Memories of the 1950s
Adopted Brighton as home
My father, Patrick Desmond (1907-1976), was in the theatre and had adopted Brighton as his home town. He loved the sea and he loved the people. He was a regular visitor/resident from the late 1940s until he died. I visited the town for the first time in 1950 at around the time he and his second wife, actress Stella Linden, were living in an Arundel Terrace basement flat which they shared with a young actor and budding playwright called John Osborne. Stella helped John write his first play to be staged, ‘The Devil Inside Him’, which Stella directed.
A summer season in 1950
My father had taken his touring production of ‘Rain’, a play based on Somerset Maugham’s story about Sadie Thompson, to the Dolphin Theatre in early 1950. Stella played the vamp, Sadie Thompson, and an old actor friend from Brighton, George Dillon, played the Captain.
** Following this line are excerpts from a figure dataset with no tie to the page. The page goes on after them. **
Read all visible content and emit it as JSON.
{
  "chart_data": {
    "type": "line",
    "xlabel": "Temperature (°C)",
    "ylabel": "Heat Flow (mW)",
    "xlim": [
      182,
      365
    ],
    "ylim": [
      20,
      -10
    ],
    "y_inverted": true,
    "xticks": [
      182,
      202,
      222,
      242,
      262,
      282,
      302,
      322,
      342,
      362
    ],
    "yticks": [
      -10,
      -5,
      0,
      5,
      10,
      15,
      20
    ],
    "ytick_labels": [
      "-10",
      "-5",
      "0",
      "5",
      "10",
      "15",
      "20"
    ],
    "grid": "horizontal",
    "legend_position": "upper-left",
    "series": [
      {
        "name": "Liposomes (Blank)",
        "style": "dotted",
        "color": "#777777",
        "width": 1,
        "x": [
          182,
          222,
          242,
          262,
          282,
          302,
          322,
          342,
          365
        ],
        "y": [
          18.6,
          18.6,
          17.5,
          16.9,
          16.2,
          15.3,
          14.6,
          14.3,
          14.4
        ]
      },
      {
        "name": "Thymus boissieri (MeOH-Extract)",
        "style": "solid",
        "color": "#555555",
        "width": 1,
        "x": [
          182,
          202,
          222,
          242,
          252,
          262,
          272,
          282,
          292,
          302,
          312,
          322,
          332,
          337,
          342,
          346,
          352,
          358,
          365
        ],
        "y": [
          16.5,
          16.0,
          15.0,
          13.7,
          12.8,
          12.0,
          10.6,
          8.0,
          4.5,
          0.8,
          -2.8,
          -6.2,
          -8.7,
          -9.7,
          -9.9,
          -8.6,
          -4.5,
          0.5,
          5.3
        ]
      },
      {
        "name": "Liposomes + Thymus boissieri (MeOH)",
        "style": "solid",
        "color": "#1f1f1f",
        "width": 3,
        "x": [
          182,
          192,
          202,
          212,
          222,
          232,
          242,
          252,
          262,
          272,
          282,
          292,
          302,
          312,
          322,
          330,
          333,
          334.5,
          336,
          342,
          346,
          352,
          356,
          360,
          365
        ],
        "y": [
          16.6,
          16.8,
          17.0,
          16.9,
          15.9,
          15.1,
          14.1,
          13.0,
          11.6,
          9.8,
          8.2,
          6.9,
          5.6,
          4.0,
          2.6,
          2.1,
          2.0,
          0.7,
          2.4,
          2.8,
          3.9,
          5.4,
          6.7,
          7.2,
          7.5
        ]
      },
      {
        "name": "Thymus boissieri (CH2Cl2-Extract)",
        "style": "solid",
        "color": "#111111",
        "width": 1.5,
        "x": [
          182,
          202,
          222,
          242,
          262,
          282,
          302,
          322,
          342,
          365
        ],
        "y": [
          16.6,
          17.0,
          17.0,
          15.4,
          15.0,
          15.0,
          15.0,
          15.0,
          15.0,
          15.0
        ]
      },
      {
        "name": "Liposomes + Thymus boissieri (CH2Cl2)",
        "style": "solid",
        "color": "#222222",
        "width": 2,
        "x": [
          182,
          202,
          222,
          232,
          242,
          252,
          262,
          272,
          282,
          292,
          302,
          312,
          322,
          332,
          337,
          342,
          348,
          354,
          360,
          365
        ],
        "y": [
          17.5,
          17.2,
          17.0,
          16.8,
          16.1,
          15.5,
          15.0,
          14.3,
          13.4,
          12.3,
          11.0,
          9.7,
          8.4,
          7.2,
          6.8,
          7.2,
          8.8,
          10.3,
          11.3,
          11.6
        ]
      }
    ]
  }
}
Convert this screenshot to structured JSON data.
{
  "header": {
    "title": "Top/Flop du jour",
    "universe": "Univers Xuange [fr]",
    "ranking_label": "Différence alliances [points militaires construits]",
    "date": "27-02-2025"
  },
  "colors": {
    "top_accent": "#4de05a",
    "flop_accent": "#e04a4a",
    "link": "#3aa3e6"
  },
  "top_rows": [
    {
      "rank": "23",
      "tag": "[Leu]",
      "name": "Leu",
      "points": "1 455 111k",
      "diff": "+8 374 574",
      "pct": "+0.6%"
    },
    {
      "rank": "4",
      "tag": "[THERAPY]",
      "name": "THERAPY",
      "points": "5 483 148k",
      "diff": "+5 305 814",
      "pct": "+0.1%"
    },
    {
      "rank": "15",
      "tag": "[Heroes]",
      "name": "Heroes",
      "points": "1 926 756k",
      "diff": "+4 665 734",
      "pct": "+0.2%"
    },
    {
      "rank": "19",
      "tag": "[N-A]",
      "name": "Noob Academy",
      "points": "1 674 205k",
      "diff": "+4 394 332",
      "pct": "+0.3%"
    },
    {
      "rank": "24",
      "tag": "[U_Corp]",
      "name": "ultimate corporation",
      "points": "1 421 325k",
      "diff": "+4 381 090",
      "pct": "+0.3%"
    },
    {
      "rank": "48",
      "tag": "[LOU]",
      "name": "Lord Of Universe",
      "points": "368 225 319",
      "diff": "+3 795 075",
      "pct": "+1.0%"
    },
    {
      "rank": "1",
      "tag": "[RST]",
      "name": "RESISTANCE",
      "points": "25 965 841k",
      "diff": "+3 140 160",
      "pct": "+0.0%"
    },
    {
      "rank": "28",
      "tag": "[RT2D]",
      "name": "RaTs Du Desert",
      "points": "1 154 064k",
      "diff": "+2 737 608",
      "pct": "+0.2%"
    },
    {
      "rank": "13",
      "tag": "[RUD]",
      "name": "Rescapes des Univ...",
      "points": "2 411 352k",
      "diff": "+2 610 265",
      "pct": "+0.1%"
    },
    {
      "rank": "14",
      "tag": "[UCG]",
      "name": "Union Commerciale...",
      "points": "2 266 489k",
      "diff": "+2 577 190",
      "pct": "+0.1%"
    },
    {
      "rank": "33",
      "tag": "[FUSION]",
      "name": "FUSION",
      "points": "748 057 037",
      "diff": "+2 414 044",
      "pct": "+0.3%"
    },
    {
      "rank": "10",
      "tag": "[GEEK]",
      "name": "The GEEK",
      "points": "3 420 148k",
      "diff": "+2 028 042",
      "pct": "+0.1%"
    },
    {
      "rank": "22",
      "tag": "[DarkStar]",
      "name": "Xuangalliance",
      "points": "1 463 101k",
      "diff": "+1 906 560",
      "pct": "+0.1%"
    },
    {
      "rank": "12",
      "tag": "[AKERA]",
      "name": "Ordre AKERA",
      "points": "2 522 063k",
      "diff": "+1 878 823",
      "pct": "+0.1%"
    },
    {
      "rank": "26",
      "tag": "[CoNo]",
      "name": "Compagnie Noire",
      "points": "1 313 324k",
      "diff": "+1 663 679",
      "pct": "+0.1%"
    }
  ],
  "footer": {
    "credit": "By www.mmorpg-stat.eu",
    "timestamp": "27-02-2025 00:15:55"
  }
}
It was a successful week and the managing director of the theatre, J. Baxter Somerville, agreed my father could present a summer season of plays commencing 1st July 1950.
Dolphin Buttery and bar
The Dolphin Theatre had a good summer, with a selection of plays showcasing the talents of popular performers invited down to Brighton for special appearances. My father and Stella moved into a flat in Brunswick Terrace, Hove. I remember visiting them there at what to me at my young age was an opulent abode. After the show, we would meet in the Dolphin Buttery & Bar below the theatre on New Road. I believe the bar was run by Ken Riddington and his wife.
Do you have any memories of the Dolphin to share? If you have please leave a comment below
Change of name in 1952
The repertory season was extended, but business deteriorated as the holidaymakers departed and the residents returned. The Dolphin Theatre found it difficult to compete with the Theatre Royal only two doors away. J. Baxter Somerville changed the theatre’s name to Her Majesty’s in 1952 and my father returned the following year to direct a short season of plays with prominent guest artists, but it closed as a live theatre in 1955. It became the Paris Continental Cinema showing foreign films, then closed for good in 1963; the building was demolished in 1967.
A sad end
A sad end to a theatre that had contributed much to the enjoyment of Brighton’s residents over the years. It had started life as a Music Hall and all the variety stars of the late Victorian era appeared on its stage. It had burned down, been re-built as a theatre and had become The Coliseum when J. Baxter Somerville bought it in 1945, changing its name to the Dolphin in 1947.